I am not sure if I should ask this here or in Security Stackexchange perhaps.
In any event, I was recently working on RSA signatures using a TPM and came across an issue where I switched the padding scheme from RSASSA-PKCS1-v1_5 to RSASSA-PSS. I think this should not make a difference but I noticed one example in TSS.MSR (.NET TPM library) does not function anymore. I started an issue about it at https://github.com/microsoft/TSS.MSR/issues/109.
But I would like to check, if someone can share an opion, if there is a need to do or be mindful something obvious other than changing the padding scheme?

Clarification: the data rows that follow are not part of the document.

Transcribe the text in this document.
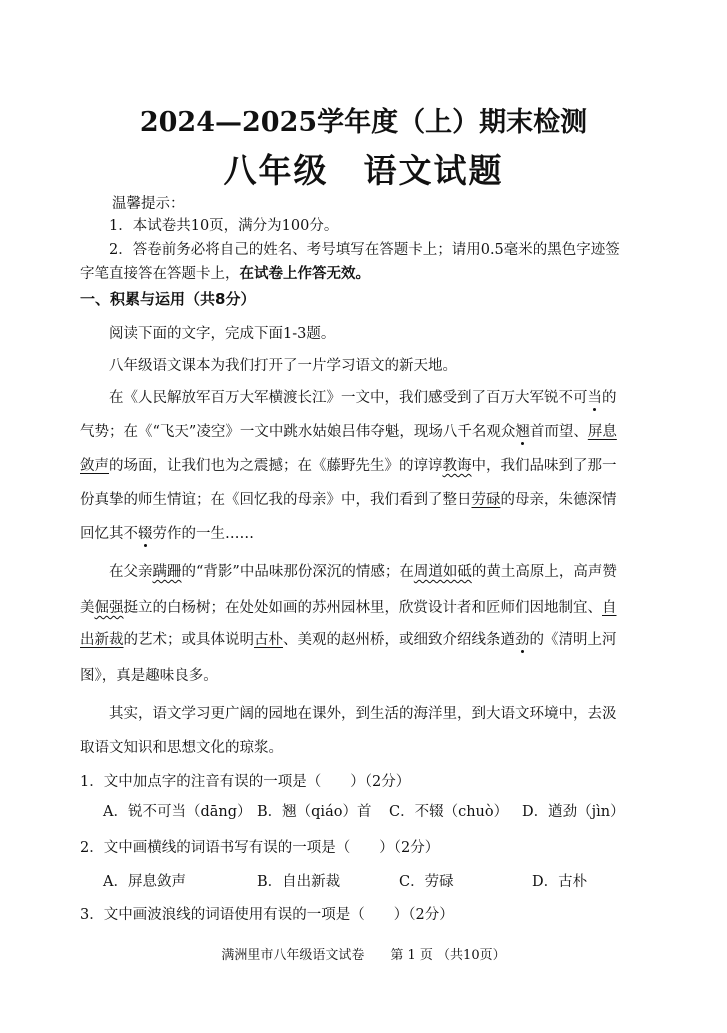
2024—2025学年度（上）期末检测
八年级　语文试题
温馨提示：
1．本试卷共10页，满分为100分。
2．答卷前务必将自己的姓名、考号填写在答题卡上；请用0.5毫米的黑色字迹签
字笔直接答在答题卡上，在试卷上作答无效。
一、积累与运用（共8分）
阅读下面的文字，完成下面1-3题。
八年级语文课本为我们打开了一片学习语文的新天地。
在《人民解放军百万大军横渡长江》一文中，我们感受到了百万大军锐不可当的
气势；在《“飞天”凌空》一文中跳水姑娘吕伟夺魁，现场八千名观众翘首而望、屏息
敛声的场面，让我们也为之震撼；在《藤野先生》的谆谆教诲中，我们品味到了那一
份真挚的师生情谊；在《回忆我的母亲》中，我们看到了整日劳碌的母亲，朱德深情
回忆其不辍劳作的一生……
在父亲蹒跚的“背影”中品味那份深沉的情感；在周道如砥的黄土高原上，高声赞
美倔强挺立的白杨树；在处处如画的苏州园林里，欣赏设计者和匠师们因地制宜、自
出新裁的艺术；或具体说明古朴、美观的赵州桥，或细致介绍线条遒劲的《清明上河
图》，真是趣味良多。
其实，语文学习更广阔的园地在课外，到生活的海洋里，到大语文环境中，去汲
取语文知识和思想文化的琼浆。
1．文中加点字的注音有误的一项是（　　）（2分）
A．锐不可当（dāng） B．翘（qiáo）首 C．不辍（chuò） D．遒劲（jìn）
2．文中画横线的词语书写有误的一项是（　　）（2分）
A．屏息敛声	B．自出新裁	C．劳碌	D．古朴
3．文中画波浪线的词语使用有误的一项是（　　）（2分）
满洲里市八年级语文试卷　　第 1 页 （共10页）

I think not, and this is implied also in parameters such as .NET RSA library, e.g. https://learn.microsoft.com/en-us/dotnet/api/system.security.cryptography.rsasignaturepadding and how one can use it like
using(var rsaKey = RSA.Create(keySizeInBits: 2048))
{
byte[] message = /* Random data. */
var sig = rsaKey.SignData(message, HashAlgorithmName.SHA256, RSASignaturePadding.Pss);
}
I see from questions in https://security.stackexchange.com/questions/183179/what-is-rsa-oaep-rsa-pss-in-simple-terms, https://crypto.stackexchange.com/questions/77881/are-rsa-pss-parameters-standardized and elsewhere how the padding actually happens is more complicated. But assuming it is an implementation detail of the library and it seem to be that signature checks do not match or work, one conclusion is that one might need to go check various internal parameters in this TSS.NET library, such as padding. So, hence I'd like to ensure myself this conclusion is correct enough and there isn't perhaps something very obvious. As for an illustration: do not use SHA-256 or put salt size to be exactly nn explicitly (OK, this is probably an implementation detail one shouldn't care about usually).
Addendum:
This is written after accepting the excellent notes by Maarten Bodewes.
Switching the hashing from SHA-256 to SHA-1 did not remove the failure on verifying signature in the linked example. Though, as expected, the "nameSize", or digest, changed to 20 bytes. So if there were some "lingering defaults" not properly handled in the example or the library somewhere, this alone (maybe a partial solution) was not the reason for the failure of switching to RSASSA-PSS padding scheme.
The quest continues. :)
Actually, there are some configuration options for the padding, and those do need to be established in advance when using the function.
Strangely enough, these "options" are not described for the PSS function in the standard. However, they are listed for the PSS padding mechanism:
Options: Hash hash function (hLen denotes the length in octets of the hash function output) MGF mask generation function sLen intended length in octets of the salt
However, this still doesn't configure PSS fully, as the MGF itself is an algorithm, and that algorithm has parameters as well.
So it is probably better to look at the ASN.1 structure of the parameters to get a good idea:
RSASSA-PSS-params ::= SEQUENCE { hashAlgorithm [0] HashAlgorithm DEFAULT sha1, maskGenAlgorithm [1] MaskGenAlgorithm DEFAULT mgf1SHA1, saltLength [2] INTEGER DEFAULT 20, trailerField [3] TrailerField DEFAULT trailerFieldBC }
There is fortunately only one Mask Generation Function: MGF1. There is only one trailer field specified as well: trailerFieldBC, so this is mainly specified for future changes.
As you can see there are two hash functions in there, one for the message / input data itself and one for the Mask Generation function (MGF). So the hash in turn is a configuration parameter for MGF1. The standard indicates that it is probably best to use the same hash function for both the message hash and the MGF1 hash. However, it may be that algorithms use the default instead, which is SHA-1 as you can see in the structure. AFAIK, Java always uses SHA-1 for the MGF1 but .NET uses the same hash as the message hash.
Similarly, the salt length is usually set to the hLen, the output size of the hash. It defaults to 20, but that's because that's the output size of SHA-1. The value of zero is also an option, but I think it is generally left to 20.
So yes, unfortunately you do need to check that the same parameters are used. A good library should clearly specify what is used or at least have the option to configure them explicitly. However, if that's the requirement for a good library, then many bad libraries exist. Moreover, you should definitely not try to gain this kind of information from the signature itself or guess multiple algorithms during verification, as that would lower the security to the least secure algorithm possible.
Finally, when you have found a secure and compatible PSS scheme I would recommend you to clearly specify in the code which set of parameters is used. This can be done using explicit parameters (even if the defaults are used for a particular library). You could also indicate the parameters in a comment if the former is not possible. It would not hurt to document your scheme separately and point to it in the comments.